McMillan v. Railroad Co., 16 Mich. 79;
The Henry B.
Hyde, 82 F. 681. In the absence of a statutory requirement,
signing by the respondent was not essential.
Missouri, Kansas
& Texas Railway v. McCann, 174 U.
S. 580,
174 U. S. 590;
Inman & Co. v. Seaboard Air Line Ry., 159 F. 960, 966.
His signature, to be sure, would have brought into existence
additional evidence of the agreement, but it was not necessary to
give it effect.
See Girard Life Insurance Co. v. Cooper,
162 U. S. 529,
162 U. S. 543.
And his knowledge of its contents will be presumed.
Cau v.
Texas & Pacific Railway Co., 194 U.
S. 427,
194 U. S. 431;
Kansas City Southern Railway Co. v. Carl, 227 U.
S. 639,
227 U. S.
652-653,
227 U. S.
656.
"The receipt which was accepted showed that the charge made was
based upon a valuation of $50 unless a greater value should be
stated therein. The knowledge of the shipper
Page 260 U. S. 592
that the rate was based upon the value is to be presumed from
the terms of the bill of lading and of the published schedules
filed with the Commission."
Adams Express Co. v. Croninger, 226 U.
S. 491,
226 U. S.
508-510. Having accepted the benefit of the lower rate
dependent upon the specified valuation, the respondent is estopped
from asserting a higher value. To allow him to do so would be to
violate the plainest principles of fair dealing.
Hart v.
Pennsylvania Railroad Co., 112 U. S. 331,
112 U. S. 340;
Adams Express Co. v. Croninger, supra. In
Kansas City
Southern Railway Co. v. Carl, supra, this Court said:
"To permit such a declared valuation to the overthrown by
evidence
aliunde the contract for the purpose of enabling
the shipper to obtain a recovery in a suit for loss or damage in
excess of the maximum valuation thus fixed would both encourage and
reward undervaluations and bring about preferences and
discriminations forbidden by the law.

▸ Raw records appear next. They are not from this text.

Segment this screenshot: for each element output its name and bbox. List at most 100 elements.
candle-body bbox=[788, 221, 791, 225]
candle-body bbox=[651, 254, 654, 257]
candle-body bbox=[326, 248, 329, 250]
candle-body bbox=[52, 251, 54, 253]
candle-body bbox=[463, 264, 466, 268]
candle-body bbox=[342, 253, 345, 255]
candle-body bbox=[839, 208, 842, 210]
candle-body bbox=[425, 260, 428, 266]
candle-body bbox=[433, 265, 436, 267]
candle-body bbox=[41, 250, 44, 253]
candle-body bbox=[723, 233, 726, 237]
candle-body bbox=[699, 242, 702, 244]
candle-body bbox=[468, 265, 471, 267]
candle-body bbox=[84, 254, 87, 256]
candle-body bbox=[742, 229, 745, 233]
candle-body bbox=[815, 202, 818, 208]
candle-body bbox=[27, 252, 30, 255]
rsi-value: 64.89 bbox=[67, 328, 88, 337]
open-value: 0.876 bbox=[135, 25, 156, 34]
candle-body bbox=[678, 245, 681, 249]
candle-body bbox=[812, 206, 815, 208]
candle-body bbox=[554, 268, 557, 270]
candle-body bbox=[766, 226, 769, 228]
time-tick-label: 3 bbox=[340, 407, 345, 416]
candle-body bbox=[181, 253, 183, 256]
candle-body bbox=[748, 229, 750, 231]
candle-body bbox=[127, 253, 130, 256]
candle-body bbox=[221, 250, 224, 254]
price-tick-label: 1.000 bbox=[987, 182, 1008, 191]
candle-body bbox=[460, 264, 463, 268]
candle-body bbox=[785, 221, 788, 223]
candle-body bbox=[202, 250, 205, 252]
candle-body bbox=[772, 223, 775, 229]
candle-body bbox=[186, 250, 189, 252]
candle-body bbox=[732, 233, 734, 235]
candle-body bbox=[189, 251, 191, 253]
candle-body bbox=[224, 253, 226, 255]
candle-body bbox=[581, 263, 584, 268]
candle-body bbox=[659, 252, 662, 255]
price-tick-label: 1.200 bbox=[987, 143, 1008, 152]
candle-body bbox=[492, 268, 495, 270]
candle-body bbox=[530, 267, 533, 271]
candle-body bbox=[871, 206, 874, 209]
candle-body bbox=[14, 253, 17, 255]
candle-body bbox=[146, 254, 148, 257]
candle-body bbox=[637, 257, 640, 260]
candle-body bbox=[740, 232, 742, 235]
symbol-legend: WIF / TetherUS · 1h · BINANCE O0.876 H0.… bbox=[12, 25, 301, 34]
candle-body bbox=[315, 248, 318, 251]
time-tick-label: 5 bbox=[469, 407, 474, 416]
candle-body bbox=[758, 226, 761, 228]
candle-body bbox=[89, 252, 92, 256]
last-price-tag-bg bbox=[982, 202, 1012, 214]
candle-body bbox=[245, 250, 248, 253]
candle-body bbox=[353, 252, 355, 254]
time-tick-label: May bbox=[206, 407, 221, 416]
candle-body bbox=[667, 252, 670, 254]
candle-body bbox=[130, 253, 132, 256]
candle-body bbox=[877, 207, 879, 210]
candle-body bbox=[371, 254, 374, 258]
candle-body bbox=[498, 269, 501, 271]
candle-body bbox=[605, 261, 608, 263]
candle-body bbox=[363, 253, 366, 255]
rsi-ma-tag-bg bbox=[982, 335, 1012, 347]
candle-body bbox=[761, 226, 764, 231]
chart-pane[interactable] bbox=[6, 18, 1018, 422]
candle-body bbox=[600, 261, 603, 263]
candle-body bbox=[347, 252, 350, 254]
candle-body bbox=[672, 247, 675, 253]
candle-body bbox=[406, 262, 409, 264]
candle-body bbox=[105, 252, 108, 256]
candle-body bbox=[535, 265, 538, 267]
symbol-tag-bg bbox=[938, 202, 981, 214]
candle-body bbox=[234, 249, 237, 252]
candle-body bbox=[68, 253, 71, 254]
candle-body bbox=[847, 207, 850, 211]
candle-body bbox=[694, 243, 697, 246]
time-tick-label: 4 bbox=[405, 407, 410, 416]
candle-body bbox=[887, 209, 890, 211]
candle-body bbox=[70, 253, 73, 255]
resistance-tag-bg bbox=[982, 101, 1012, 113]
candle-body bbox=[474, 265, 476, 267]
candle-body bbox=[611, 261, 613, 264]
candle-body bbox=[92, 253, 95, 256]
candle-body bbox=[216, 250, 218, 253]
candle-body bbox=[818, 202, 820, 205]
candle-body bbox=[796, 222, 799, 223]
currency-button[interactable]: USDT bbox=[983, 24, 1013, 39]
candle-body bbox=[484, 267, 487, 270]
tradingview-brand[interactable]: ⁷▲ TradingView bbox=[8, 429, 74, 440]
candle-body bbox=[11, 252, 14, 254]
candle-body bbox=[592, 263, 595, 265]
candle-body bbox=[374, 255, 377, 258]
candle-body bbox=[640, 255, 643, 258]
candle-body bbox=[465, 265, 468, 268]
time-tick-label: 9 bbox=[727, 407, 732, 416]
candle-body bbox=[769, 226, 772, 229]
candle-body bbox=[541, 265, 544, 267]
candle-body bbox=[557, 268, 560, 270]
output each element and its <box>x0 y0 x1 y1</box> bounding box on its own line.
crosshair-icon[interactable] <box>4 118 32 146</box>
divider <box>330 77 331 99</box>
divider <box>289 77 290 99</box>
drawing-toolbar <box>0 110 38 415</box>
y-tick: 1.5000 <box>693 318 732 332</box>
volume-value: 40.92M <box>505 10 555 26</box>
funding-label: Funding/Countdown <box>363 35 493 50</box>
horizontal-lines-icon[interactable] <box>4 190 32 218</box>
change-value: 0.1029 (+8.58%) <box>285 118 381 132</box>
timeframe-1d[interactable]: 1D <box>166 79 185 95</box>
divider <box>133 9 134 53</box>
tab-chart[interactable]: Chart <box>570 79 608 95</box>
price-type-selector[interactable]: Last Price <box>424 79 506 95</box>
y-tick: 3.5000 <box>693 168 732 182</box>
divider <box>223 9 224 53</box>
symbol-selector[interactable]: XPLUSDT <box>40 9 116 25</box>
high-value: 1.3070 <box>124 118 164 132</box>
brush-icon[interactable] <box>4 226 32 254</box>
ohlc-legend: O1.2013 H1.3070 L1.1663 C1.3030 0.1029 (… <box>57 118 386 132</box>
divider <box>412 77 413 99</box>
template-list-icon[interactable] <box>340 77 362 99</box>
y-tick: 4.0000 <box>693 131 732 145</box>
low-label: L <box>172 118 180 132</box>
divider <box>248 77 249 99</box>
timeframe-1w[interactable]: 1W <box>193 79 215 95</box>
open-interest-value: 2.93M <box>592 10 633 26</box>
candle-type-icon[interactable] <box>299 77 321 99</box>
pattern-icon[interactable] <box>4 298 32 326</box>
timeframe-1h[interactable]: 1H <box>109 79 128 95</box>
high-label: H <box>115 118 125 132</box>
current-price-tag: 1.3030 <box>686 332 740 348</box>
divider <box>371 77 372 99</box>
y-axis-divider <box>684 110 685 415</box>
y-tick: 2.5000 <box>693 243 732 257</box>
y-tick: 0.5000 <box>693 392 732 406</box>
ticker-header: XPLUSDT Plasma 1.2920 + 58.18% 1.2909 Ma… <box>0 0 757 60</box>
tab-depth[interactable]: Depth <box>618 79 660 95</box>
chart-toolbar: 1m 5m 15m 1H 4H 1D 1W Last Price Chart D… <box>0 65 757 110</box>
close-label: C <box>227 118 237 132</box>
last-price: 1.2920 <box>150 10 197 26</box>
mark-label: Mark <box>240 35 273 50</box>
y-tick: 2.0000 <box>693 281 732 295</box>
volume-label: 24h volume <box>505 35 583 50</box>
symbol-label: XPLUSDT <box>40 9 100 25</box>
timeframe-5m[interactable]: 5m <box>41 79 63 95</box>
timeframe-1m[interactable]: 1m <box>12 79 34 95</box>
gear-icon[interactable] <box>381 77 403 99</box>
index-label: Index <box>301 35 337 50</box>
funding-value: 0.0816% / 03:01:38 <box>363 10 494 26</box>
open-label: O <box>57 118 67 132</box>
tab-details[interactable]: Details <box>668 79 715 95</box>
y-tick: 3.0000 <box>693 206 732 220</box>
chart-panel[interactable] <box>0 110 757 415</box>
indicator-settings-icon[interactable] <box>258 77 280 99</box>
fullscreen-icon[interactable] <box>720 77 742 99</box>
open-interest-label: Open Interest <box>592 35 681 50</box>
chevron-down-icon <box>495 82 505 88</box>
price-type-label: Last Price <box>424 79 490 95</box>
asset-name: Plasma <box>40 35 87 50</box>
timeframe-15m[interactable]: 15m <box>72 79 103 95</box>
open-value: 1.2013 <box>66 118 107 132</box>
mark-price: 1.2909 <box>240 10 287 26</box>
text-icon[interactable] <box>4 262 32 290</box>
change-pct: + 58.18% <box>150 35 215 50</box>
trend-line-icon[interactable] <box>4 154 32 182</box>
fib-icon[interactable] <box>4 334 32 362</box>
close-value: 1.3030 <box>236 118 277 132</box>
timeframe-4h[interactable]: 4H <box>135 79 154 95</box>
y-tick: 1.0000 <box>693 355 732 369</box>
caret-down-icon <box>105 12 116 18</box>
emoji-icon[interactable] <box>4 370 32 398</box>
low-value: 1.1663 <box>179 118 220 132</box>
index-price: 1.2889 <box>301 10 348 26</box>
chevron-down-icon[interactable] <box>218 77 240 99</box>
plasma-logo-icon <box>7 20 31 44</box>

Such a result would neither
be just nor conducive to sound morals or wise policies."
The judgment of the state appellate court is reversed, and the
cause remanded for further proceedings not inconsistent with this
opinion.
Reversed.
*
"
Provided, however, that the provisions hereof
respecting liability for full actual loss, damage, or injury,
notwithstanding any limitation of liability or recovery or
representation or agreement or release as to value, and declaring
any such limitation to be unlawful and void, shall not apply,
first, to baggage carried on passenger trains or boats, or trains
or boats carrying passengers; second, to property, except ordinary
livestock, received for transportation concerning which the carrier
shall have been or shall hereafter be expressly authorized or
required by order of the Interstate Commerce Commission to
establish and maintain rates dependent upon the value declared in
writing by the shipper or agreed upon in writing as the released
value of the property, in which case such declaration or agreement
shall have no other effect than to limit liability and recovery to
an amount not exceeding the value so declared or released, and
shall not, so far as relates to values, be held to be a violation
of § 10 of this Act to regulate commerce, as amended, and any
tariff schedule which may be filed with the Commission pursuant to
such order shall contain specific reference thereto and may
establish rates varying with the value so declared or agreed upon,
and the Commission is hereby empowered to make such order in cases
where rates dependent upon and varying with declared or agreed
values would, in its opinion, be just and reasonable under the
circumstances and conditions surrounding the transportation."